Instagram ‘bins politics’
Meta recently announced an apparent pivot from politics. Instagram and Threads’ recommender systems will, by default, not recommend content deemed political. As Instagram’s chief said: “politics and hard news are important … But from a platform’s perspective, any incremental engagement or revenue they might drive is not at all worth the scrutiny, negativity (let’s be honest), or integrity risks”. As Tama Leaver has observed, a consequence of Meta putting political content in the “too hard basket” is that creators who rely on the platform for distribution will turn away from generating political content, “the definition of a political chilling effect”.
So the days of citizen journalists and political commentators may be economically numbered on Meta. There are other implementation questions — how does the platform determine what is “political”, and will we ever find out? Researchers in Europe may be able to interrogate the platform’s algorithms at some level through data access requests mandated by the Digital Services Act. In Australia — unsurprisingly — platforms cannot be compelled to provide this data.
Shifting from theatrics to metrics
When the government released an exposure draft to tackle misinformation last year, there was outcry. But the anguish over free speech missed arguably a far bigger target — whether digital platforms in this country can continue in the gentle terrain of self-regulation or if there should be public interest scrutiny on what decisions they make regarding online information and how they make those decisions. Free speech crusaders would have done well to realise that legislatively mandated transparency requirements on how platforms handle misinformation are actually a win for free speech.

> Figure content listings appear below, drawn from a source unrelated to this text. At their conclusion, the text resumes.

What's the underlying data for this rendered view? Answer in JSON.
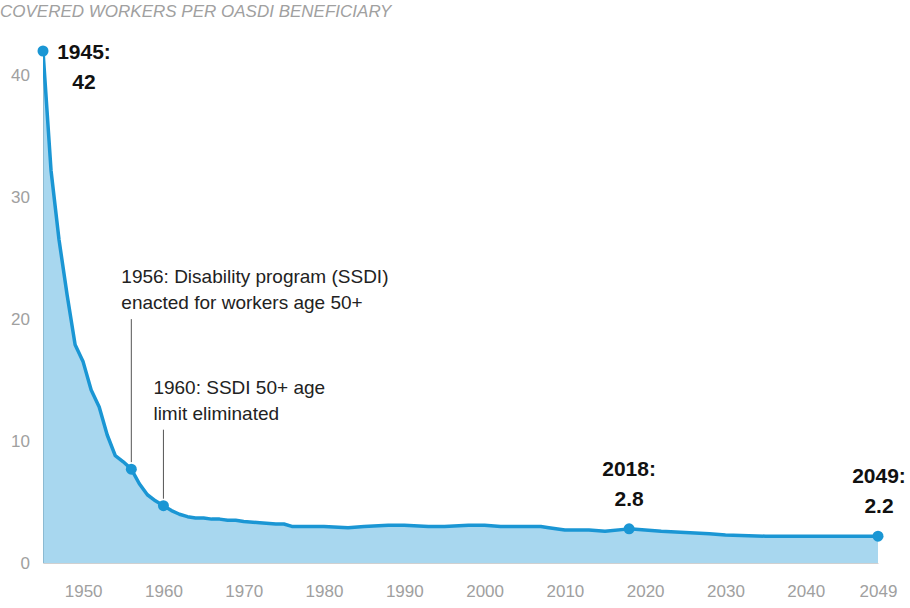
{
  "chart_data": {
    "type": "area",
    "title": "COVERED WORKERS PER OASDI BENEFICIARY",
    "x": [
      1945,
      1946,
      1947,
      1948,
      1949,
      1950,
      1951,
      1952,
      1953,
      1954,
      1955,
      1956,
      1957,
      1958,
      1959,
      1960,
      1961,
      1962,
      1963,
      1964,
      1965,
      1966,
      1967,
      1968,
      1969,
      1970,
      1972,
      1974,
      1975,
      1976,
      1980,
      1983,
      1985,
      1988,
      1990,
      1993,
      1995,
      1998,
      2000,
      2002,
      2007,
      2008,
      2010,
      2013,
      2015,
      2018,
      2020,
      2022,
      2025,
      2028,
      2030,
      2035,
      2040,
      2045,
      2049
    ],
    "values": [
      42,
      32.2,
      26.5,
      22,
      17.9,
      16.5,
      14.2,
      12.8,
      10.5,
      8.8,
      8.3,
      7.7,
      6.5,
      5.6,
      5.1,
      4.7,
      4.3,
      4.0,
      3.8,
      3.7,
      3.7,
      3.6,
      3.6,
      3.5,
      3.5,
      3.4,
      3.3,
      3.2,
      3.2,
      3.0,
      3.0,
      2.9,
      3.0,
      3.1,
      3.1,
      3.0,
      3.0,
      3.1,
      3.1,
      3.0,
      3.0,
      2.9,
      2.7,
      2.7,
      2.6,
      2.8,
      2.7,
      2.6,
      2.5,
      2.4,
      2.3,
      2.2,
      2.2,
      2.2,
      2.2
    ],
    "color": "#1a96d4",
    "xlim": [
      1945,
      2049
    ],
    "xticks": [
      1950,
      1960,
      1970,
      1980,
      1990,
      2000,
      2010,
      2020,
      2030,
      2040,
      2049
    ],
    "ylim": [
      0,
      42
    ],
    "yticks": [
      0,
      10,
      20,
      30,
      40
    ],
    "grid": false,
    "annotations": [
      {
        "type": "label",
        "x": 1945,
        "y": 42,
        "text": [
          "1945:",
          "42"
        ]
      },
      {
        "type": "callout",
        "x": 1956,
        "y": 7.7,
        "text": [
          "1956: Disability program (SSDI)",
          "enacted for workers age 50+"
        ]
      },
      {
        "type": "callout",
        "x": 1960,
        "y": 4.7,
        "text": [
          "1960: SSDI 50+ age",
          "limit eliminated"
        ]
      },
      {
        "type": "label",
        "x": 2018,
        "y": 2.8,
        "text": [
          "2018:",
          "2.8"
        ]
      },
      {
        "type": "label",
        "x": 2049,
        "y": 2.2,
        "text": [
          "2049:",
          "2.2"
        ]
      }
    ]
  }
}
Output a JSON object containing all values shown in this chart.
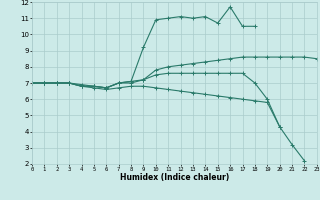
{
  "xlabel": "Humidex (Indice chaleur)",
  "bg_color": "#cceae8",
  "grid_color": "#aacccc",
  "line_color": "#2a7a6a",
  "xlim": [
    0,
    23
  ],
  "ylim": [
    2,
    12
  ],
  "xticks": [
    0,
    1,
    2,
    3,
    4,
    5,
    6,
    7,
    8,
    9,
    10,
    11,
    12,
    13,
    14,
    15,
    16,
    17,
    18,
    19,
    20,
    21,
    22,
    23
  ],
  "yticks": [
    2,
    3,
    4,
    5,
    6,
    7,
    8,
    9,
    10,
    11,
    12
  ],
  "series": [
    [
      7.0,
      7.0,
      7.0,
      7.0,
      6.8,
      6.8,
      6.7,
      7.0,
      7.1,
      7.2,
      7.8,
      8.0,
      8.1,
      8.2,
      8.3,
      8.4,
      8.5,
      8.6,
      8.6,
      8.6,
      8.6,
      8.6,
      8.6,
      8.5
    ],
    [
      7.0,
      7.0,
      7.0,
      7.0,
      6.9,
      6.8,
      6.7,
      7.0,
      7.1,
      9.2,
      10.9,
      11.0,
      11.1,
      11.0,
      11.1,
      10.7,
      11.7,
      10.5,
      10.5,
      null,
      null,
      null,
      null,
      null
    ],
    [
      7.0,
      7.0,
      7.0,
      7.0,
      6.8,
      6.8,
      6.7,
      7.0,
      7.0,
      7.2,
      7.5,
      7.6,
      7.6,
      7.6,
      7.6,
      7.6,
      7.6,
      7.6,
      7.0,
      6.0,
      4.3,
      3.2,
      2.2,
      null
    ],
    [
      7.0,
      7.0,
      7.0,
      7.0,
      6.8,
      6.7,
      6.6,
      6.7,
      6.8,
      6.8,
      6.7,
      6.6,
      6.5,
      6.4,
      6.3,
      6.2,
      6.1,
      6.0,
      5.9,
      5.8,
      4.3,
      null,
      null,
      null
    ]
  ]
}
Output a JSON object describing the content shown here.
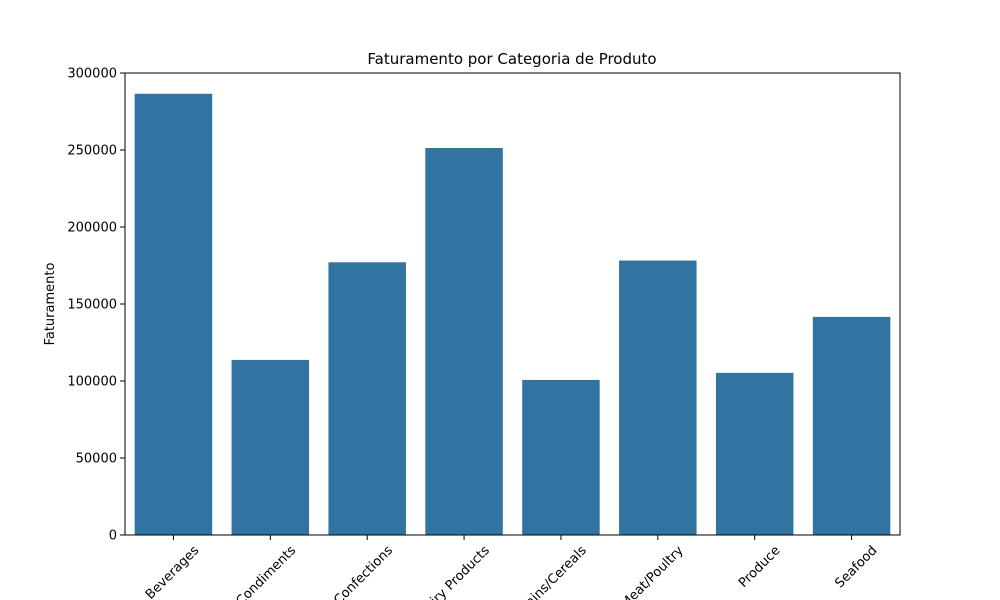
{
  "chart_data": {
    "type": "bar",
    "title": "Faturamento por Categoria de Produto",
    "xlabel": "",
    "ylabel": "Faturamento",
    "categories": [
      "Beverages",
      "Condiments",
      "Confections",
      "Dairy Products",
      "Grains/Cereals",
      "Meat/Poultry",
      "Produce",
      "Seafood"
    ],
    "values": [
      286500,
      113700,
      177100,
      251300,
      100700,
      178200,
      105300,
      141600
    ],
    "ylim": [
      0,
      300000
    ],
    "yticks": [
      0,
      50000,
      100000,
      150000,
      200000,
      250000,
      300000
    ],
    "grid": false,
    "legend": "none",
    "bar_color": "#3274a1",
    "xtick_rotation": 45
  }
}
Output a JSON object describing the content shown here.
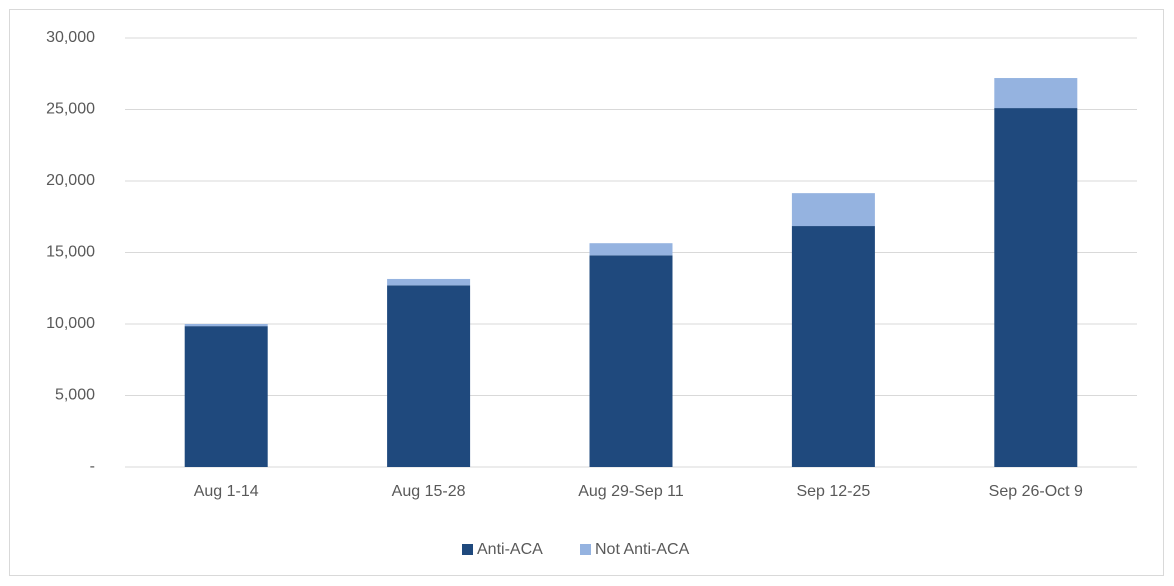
{
  "chart_data": {
    "type": "stacked_bar",
    "categories": [
      "Aug 1-14",
      "Aug 15-28",
      "Aug 29-Sep 11",
      "Sep 12-25",
      "Sep 26-Oct 9"
    ],
    "series": [
      {
        "name": "Anti-ACA",
        "color": "#1f497d",
        "values": [
          9850,
          12700,
          14800,
          16850,
          25100
        ]
      },
      {
        "name": "Not Anti-ACA",
        "color": "#95b3e0",
        "values": [
          150,
          450,
          850,
          2300,
          2100
        ]
      }
    ],
    "ylim": [
      0,
      30000
    ],
    "yticks": [
      {
        "value": 0,
        "label": "-"
      },
      {
        "value": 5000,
        "label": "5,000"
      },
      {
        "value": 10000,
        "label": "10,000"
      },
      {
        "value": 15000,
        "label": "15,000"
      },
      {
        "value": 20000,
        "label": "20,000"
      },
      {
        "value": 25000,
        "label": "25,000"
      },
      {
        "value": 30000,
        "label": "30,000"
      }
    ],
    "grid": true,
    "legend": "bottom"
  }
}
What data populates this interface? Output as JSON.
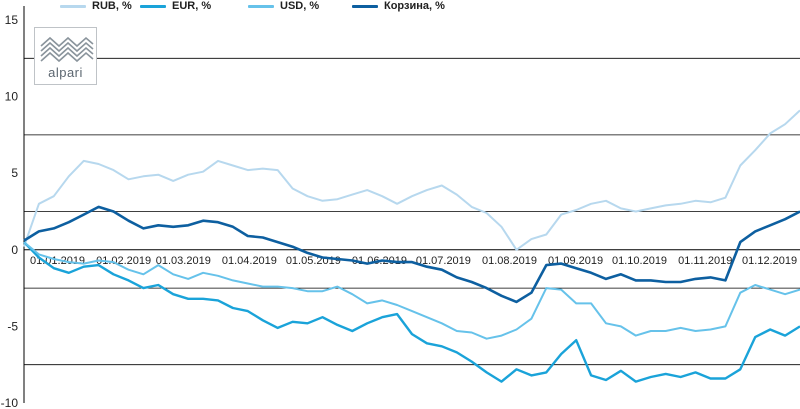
{
  "colors": {
    "RUB": "#b7d8ee",
    "EUR": "#1aa3d9",
    "USD": "#66c2ea",
    "Basket": "#0d5fa0",
    "zero_line": "#000000",
    "grid": "#000000"
  },
  "logo": {
    "text": "alpari",
    "icon": "alpari-waves-logo-icon"
  },
  "chart_data": {
    "type": "line",
    "ylim": [
      -10,
      15
    ],
    "yticks": [
      15,
      10,
      5,
      0,
      -5,
      -10
    ],
    "ytick_labels": [
      "15",
      "10",
      "5",
      "0",
      "-5",
      "-10"
    ],
    "grid": "horizontal lines at -7.5, -2.5, 2.5, 7.5, 12.5",
    "legend": "top",
    "x_start": "2019-01-01",
    "x_end": "2019-12-31",
    "x_tick_labels": [
      "01.01.2019",
      "01.02.2019",
      "01.03.2019",
      "01.04.2019",
      "01.05.2019",
      "01.06.2019",
      "01.07.2019",
      "01.08.2019",
      "01.09.2019",
      "01.10.2019",
      "01.11.2019",
      "01.12.2019"
    ],
    "x": [
      "2019-01-01",
      "2019-01-08",
      "2019-01-15",
      "2019-01-22",
      "2019-01-29",
      "2019-02-05",
      "2019-02-12",
      "2019-02-19",
      "2019-02-26",
      "2019-03-05",
      "2019-03-12",
      "2019-03-19",
      "2019-03-26",
      "2019-04-02",
      "2019-04-09",
      "2019-04-16",
      "2019-04-23",
      "2019-04-30",
      "2019-05-07",
      "2019-05-14",
      "2019-05-21",
      "2019-05-28",
      "2019-06-04",
      "2019-06-11",
      "2019-06-18",
      "2019-06-25",
      "2019-07-02",
      "2019-07-09",
      "2019-07-16",
      "2019-07-23",
      "2019-07-30",
      "2019-08-06",
      "2019-08-13",
      "2019-08-20",
      "2019-08-27",
      "2019-09-03",
      "2019-09-10",
      "2019-09-17",
      "2019-09-24",
      "2019-10-01",
      "2019-10-08",
      "2019-10-15",
      "2019-10-22",
      "2019-10-29",
      "2019-11-05",
      "2019-11-12",
      "2019-11-19",
      "2019-11-26",
      "2019-12-03",
      "2019-12-10",
      "2019-12-17",
      "2019-12-24",
      "2019-12-31"
    ],
    "series": [
      {
        "name": "RUB, %",
        "key": "RUB",
        "values": [
          0.2,
          3.0,
          3.5,
          4.8,
          5.8,
          5.6,
          5.2,
          4.6,
          4.8,
          4.9,
          4.5,
          4.9,
          5.1,
          5.8,
          5.5,
          5.2,
          5.3,
          5.2,
          4.0,
          3.5,
          3.2,
          3.3,
          3.6,
          3.9,
          3.5,
          3.0,
          3.5,
          3.9,
          4.2,
          3.6,
          2.8,
          2.4,
          1.5,
          0.0,
          0.7,
          1.0,
          2.3,
          2.6,
          3.0,
          3.2,
          2.7,
          2.5,
          2.7,
          2.9,
          3.0,
          3.2,
          3.1,
          3.4,
          5.5,
          6.5,
          7.6,
          8.2,
          9.1
        ]
      },
      {
        "name": "EUR, %",
        "key": "EUR",
        "values": [
          0.5,
          -0.5,
          -1.2,
          -1.5,
          -1.1,
          -1.0,
          -1.6,
          -2.0,
          -2.5,
          -2.3,
          -2.9,
          -3.2,
          -3.2,
          -3.3,
          -3.8,
          -4.0,
          -4.6,
          -5.1,
          -4.7,
          -4.8,
          -4.4,
          -4.9,
          -5.3,
          -4.8,
          -4.4,
          -4.2,
          -5.5,
          -6.1,
          -6.3,
          -6.7,
          -7.3,
          -8.0,
          -8.6,
          -7.8,
          -8.2,
          -8.0,
          -6.8,
          -5.9,
          -8.2,
          -8.5,
          -7.9,
          -8.6,
          -8.3,
          -8.1,
          -8.3,
          -8.0,
          -8.4,
          -8.4,
          -7.8,
          -5.7,
          -5.2,
          -5.6,
          -5.0
        ]
      },
      {
        "name": "USD, %",
        "key": "USD",
        "values": [
          0.5,
          -0.3,
          -0.6,
          -0.8,
          -0.9,
          -0.7,
          -0.8,
          -1.3,
          -1.6,
          -1.0,
          -1.6,
          -1.9,
          -1.5,
          -1.7,
          -2.0,
          -2.2,
          -2.4,
          -2.4,
          -2.5,
          -2.7,
          -2.7,
          -2.4,
          -2.9,
          -3.5,
          -3.3,
          -3.6,
          -4.0,
          -4.4,
          -4.8,
          -5.3,
          -5.4,
          -5.8,
          -5.6,
          -5.2,
          -4.5,
          -2.5,
          -2.6,
          -3.5,
          -3.5,
          -4.8,
          -5.0,
          -5.6,
          -5.3,
          -5.3,
          -5.1,
          -5.3,
          -5.2,
          -5.0,
          -2.8,
          -2.3,
          -2.6,
          -2.9,
          -2.6
        ]
      },
      {
        "name": "Корзина, %",
        "key": "Basket",
        "values": [
          0.6,
          1.2,
          1.4,
          1.8,
          2.3,
          2.8,
          2.5,
          1.9,
          1.4,
          1.6,
          1.5,
          1.6,
          1.9,
          1.8,
          1.5,
          0.9,
          0.8,
          0.5,
          0.2,
          -0.2,
          -0.5,
          -0.6,
          -0.7,
          -0.9,
          -0.7,
          -0.8,
          -0.8,
          -1.1,
          -1.3,
          -1.8,
          -2.1,
          -2.5,
          -3.0,
          -3.4,
          -2.8,
          -1.0,
          -0.9,
          -1.2,
          -1.5,
          -1.9,
          -1.6,
          -2.0,
          -2.0,
          -2.1,
          -2.1,
          -1.9,
          -1.8,
          -2.0,
          0.5,
          1.2,
          1.6,
          2.0,
          2.5
        ]
      }
    ]
  }
}
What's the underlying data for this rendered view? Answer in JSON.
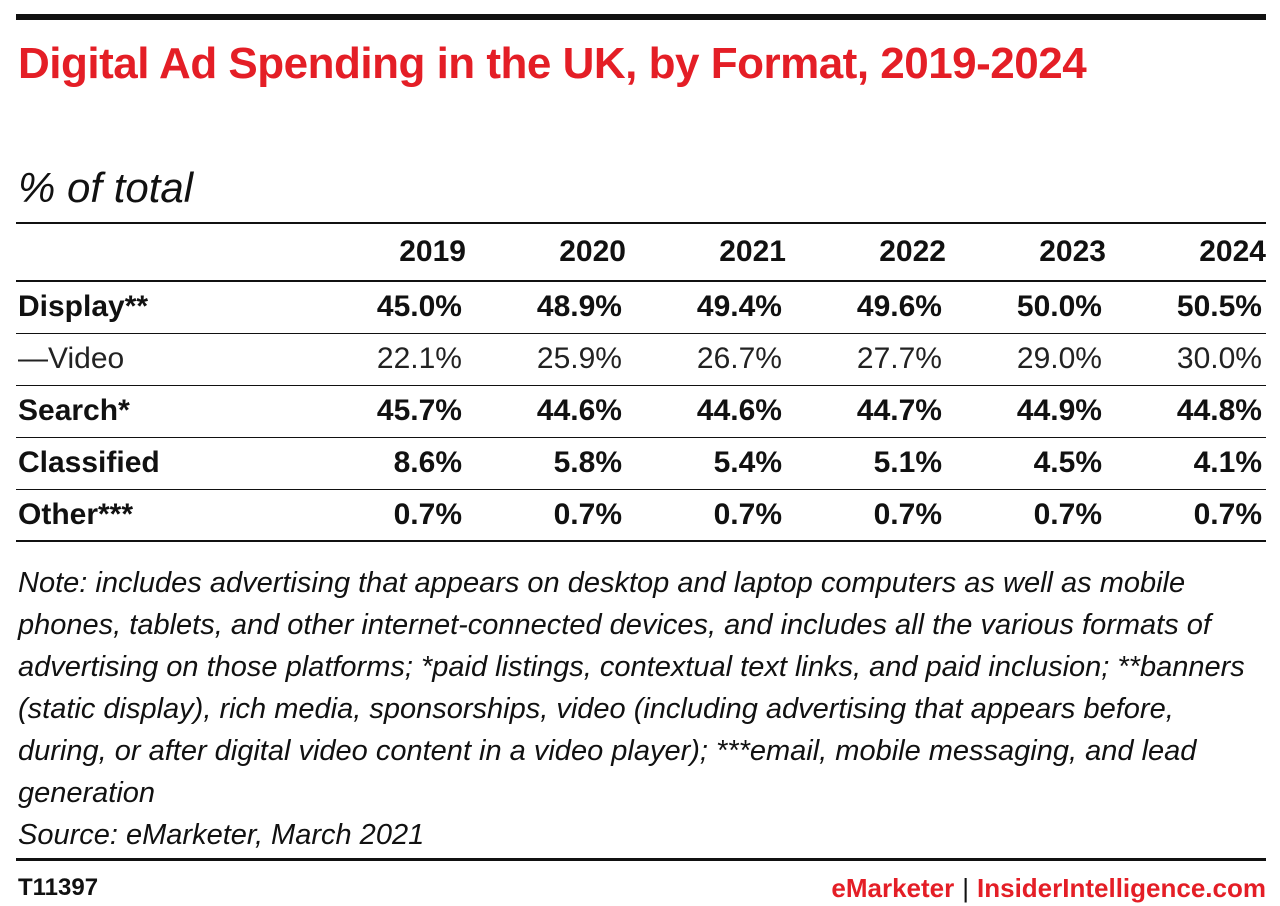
{
  "chart_data": {
    "type": "table",
    "title": "Digital Ad Spending in the UK, by Format, 2019-2024",
    "subtitle": "% of total",
    "columns": [
      "2019",
      "2020",
      "2021",
      "2022",
      "2023",
      "2024"
    ],
    "rows": [
      {
        "label": "Display**",
        "bold": true,
        "values": [
          "45.0%",
          "48.9%",
          "49.4%",
          "49.6%",
          "50.0%",
          "50.5%"
        ]
      },
      {
        "label": "—Video",
        "bold": false,
        "values": [
          "22.1%",
          "25.9%",
          "26.7%",
          "27.7%",
          "29.0%",
          "30.0%"
        ]
      },
      {
        "label": "Search*",
        "bold": true,
        "values": [
          "45.7%",
          "44.6%",
          "44.6%",
          "44.7%",
          "44.9%",
          "44.8%"
        ]
      },
      {
        "label": "Classified",
        "bold": true,
        "values": [
          "8.6%",
          "5.8%",
          "5.4%",
          "5.1%",
          "4.5%",
          "4.1%"
        ]
      },
      {
        "label": "Other***",
        "bold": true,
        "values": [
          "0.7%",
          "0.7%",
          "0.7%",
          "0.7%",
          "0.7%",
          "0.7%"
        ]
      }
    ],
    "note": "Note: includes advertising that appears on desktop and laptop computers as well as mobile phones, tablets, and other internet-connected devices, and includes all the various formats of advertising on those platforms; *paid listings, contextual text links, and paid inclusion; **banners (static display), rich media, sponsorships, video (including advertising that appears before, during, or after digital video content in a video player); ***email, mobile messaging, and lead generation",
    "source": "Source: eMarketer, March 2021"
  },
  "footer": {
    "chart_id": "T11397",
    "brand_emarketer": "eMarketer",
    "separator": "|",
    "brand_insider": "InsiderIntelligence.com"
  },
  "colors": {
    "accent": "#e41e26",
    "text": "#111111",
    "rule": "#111111"
  }
}
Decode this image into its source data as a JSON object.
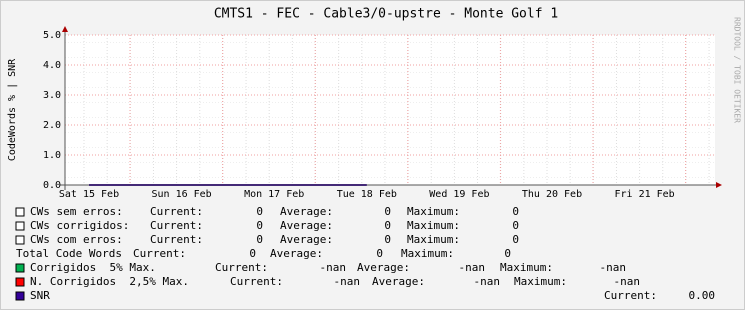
{
  "chart_data": {
    "type": "line",
    "title": "CMTS1 - FEC - Cable3/0-upstre - Monte Golf 1",
    "ylabel": "CodeWords % | SNR",
    "watermark": "RRDTOOL / TOBI OETIKER",
    "categories": [
      "Sat 15 Feb",
      "Sun 16 Feb",
      "Mon 17 Feb",
      "Tue 18 Feb",
      "Wed 19 Feb",
      "Thu 20 Feb",
      "Fri 21 Feb"
    ],
    "ylim": [
      0,
      5
    ],
    "yticks": [
      {
        "value": 0,
        "label": "0.0"
      },
      {
        "value": 1,
        "label": "1.0"
      },
      {
        "value": 2,
        "label": "2.0"
      },
      {
        "value": 3,
        "label": "3.0"
      },
      {
        "value": 4,
        "label": "4.0"
      },
      {
        "value": 5,
        "label": "5.0"
      }
    ],
    "grid": true,
    "series": [
      {
        "name": "SNR",
        "color": "#330099",
        "values": [
          0,
          0,
          0,
          0,
          null,
          null,
          null
        ]
      }
    ],
    "legend": [
      {
        "name": "CWs sem erros:",
        "color": "#ffffff",
        "stats": [
          {
            "label": "Current:",
            "value": 0
          },
          {
            "label": "Average:",
            "value": 0
          },
          {
            "label": "Maximum:",
            "value": 0
          }
        ]
      },
      {
        "name": "CWs corrigidos:",
        "color": "#ffffff",
        "stats": [
          {
            "label": "Current:",
            "value": 0
          },
          {
            "label": "Average:",
            "value": 0
          },
          {
            "label": "Maximum:",
            "value": 0
          }
        ]
      },
      {
        "name": "CWs com erros:",
        "color": "#ffffff",
        "stats": [
          {
            "label": "Current:",
            "value": 0
          },
          {
            "label": "Average:",
            "value": 0
          },
          {
            "label": "Maximum:",
            "value": 0
          }
        ]
      },
      {
        "name": "Total Code Words",
        "stats": [
          {
            "label": "Current:",
            "value": 0
          },
          {
            "label": "Average:",
            "value": 0
          },
          {
            "label": "Maximum:",
            "value": 0
          }
        ]
      },
      {
        "name": "Corrigidos  5% Max.",
        "color": "#00b050",
        "stats": [
          {
            "label": "Current:",
            "value": "-nan"
          },
          {
            "label": "Average:",
            "value": "-nan"
          },
          {
            "label": "Maximum:",
            "value": "-nan"
          }
        ]
      },
      {
        "name": "N. Corrigidos  2,5% Max.",
        "color": "#ff0000",
        "stats": [
          {
            "label": "Current:",
            "value": "-nan"
          },
          {
            "label": "Average:",
            "value": "-nan"
          },
          {
            "label": "Maximum:",
            "value": "-nan"
          }
        ]
      },
      {
        "name": "SNR",
        "color": "#330099",
        "stats": [
          {
            "label": "Current:",
            "value": {
              "value": 0,
              "label": "0.00"
            }
          }
        ]
      }
    ]
  }
}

So we are left with self-regulation with no real oversight and no real consequences for platform acts or omissions. Digital Industry Group Inc (DIGI), the industry body that wrote and administers the “Code of Practice” on misinformation and disinformation, appeared to accept this week that code signatories can mislead the public in their transparency reports so long as their statements are not “materially false” (disclosure: this author’s employer made the complaint to DIGI). Putting aside that Australian corporate law prohibits “misleading conduct” and presumably “material falsehoods” are a notch or three below that standard, interrogating these falsehoods requires providing proper data to regulators on platforms’ technical systems.
Until regulators have that data, we are marooned in the hellscape of corporate PR and willful ignorance about how any of these enormously influential companies’ online systems actually operate.